米国出身のウイリアム・メレル・ヴォーリズという人物をご存知の方はいらっしゃるだろうか? 大丸心斎橋店本館、故伊集院静氏をはじめ多くの作家・文化人が逗留したお茶の水・山の上ホテル(先日、竣工86年が経過し老朽化対応のため休館)や校舎の12棟が重要文化財に指定されている神戸女学院のことを見聞きされた方は割といらっしゃるのではなかろうか。
わが国においてはお役目ご免となった建築物の多くは解体・撤去、建て直しとなることが多い。大丸心斎橋店本館の老朽化による建て替えに際しては、市民からの要望に加え、日本建築学会からも歴史的価値による保存・活用の要望書が心斎橋店を保有する(株)大丸松坂屋と親会社のJ・フロントリテイリング(株)に提出され、結果的に竹中工務店の開発した最新の技術を初適用し、往時の景観・デザインが保存されることとなった。
https://www.aij.or.jp/scripts/request/document/20140520.pdf
https://www.takenaka.co.jp/news/2020/04/01/index.html
https://www.daimaru.co.jp/shinsaibashi/webmagazine/magazine/069.html
また、家庭の常備薬と言ってもよい軟膏のメンソレータムを知らない方は少ないのではないだろうか。これらは、まさに冒頭に紹介したヴォーリズ氏が手掛けたものである。

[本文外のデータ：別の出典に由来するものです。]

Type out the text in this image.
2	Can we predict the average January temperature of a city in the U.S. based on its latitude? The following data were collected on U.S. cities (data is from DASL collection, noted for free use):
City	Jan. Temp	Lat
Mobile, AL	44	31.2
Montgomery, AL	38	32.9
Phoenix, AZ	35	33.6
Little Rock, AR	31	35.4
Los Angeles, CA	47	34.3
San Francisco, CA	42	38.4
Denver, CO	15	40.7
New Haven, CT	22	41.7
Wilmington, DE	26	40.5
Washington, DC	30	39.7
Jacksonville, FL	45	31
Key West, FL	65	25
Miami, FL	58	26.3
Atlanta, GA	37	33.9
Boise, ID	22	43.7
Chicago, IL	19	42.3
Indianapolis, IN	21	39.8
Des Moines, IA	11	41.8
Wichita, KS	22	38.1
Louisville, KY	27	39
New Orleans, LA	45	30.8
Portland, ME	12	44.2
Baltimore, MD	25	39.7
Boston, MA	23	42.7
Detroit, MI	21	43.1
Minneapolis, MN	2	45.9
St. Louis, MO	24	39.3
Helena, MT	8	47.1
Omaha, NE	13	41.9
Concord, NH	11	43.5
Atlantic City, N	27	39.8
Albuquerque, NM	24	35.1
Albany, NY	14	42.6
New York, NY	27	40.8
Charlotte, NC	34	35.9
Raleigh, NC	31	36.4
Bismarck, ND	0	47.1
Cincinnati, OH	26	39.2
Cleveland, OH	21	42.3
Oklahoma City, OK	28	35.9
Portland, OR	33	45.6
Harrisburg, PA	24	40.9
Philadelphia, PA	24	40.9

同氏は建築家にしてキリスト教の伝道師であった。1880年に米国カンザス州で生まれ、1905年(明治38年)にYMCAの英語教師として滋賀県近江八幡にあった県立商業学校(現滋賀県立八幡商業高校)に赴任する。教師の傍らキリスト教の伝道に励むが、YMCA英語教師は伝道が許可されていたにもかかわらず、そのことから教師を解職される。それでも熱心な教え子たちの支援もあり同地に留まり、伝道資金捻出のため建築事務所を興し、学校や教会、ホテル、商業施設、個人宅など昭和18年(1943年)時点で日本、中国、朝鮮で約1,600件の建築物の設計・施工に携わった。メンソレータムも伝道活動の資金捻出のために、米国より権利を得て同氏が興した近江兄弟社が製造・販売(現在はロート製薬に権利が移り、近江兄弟社はメンタームの商標で展開)したものである。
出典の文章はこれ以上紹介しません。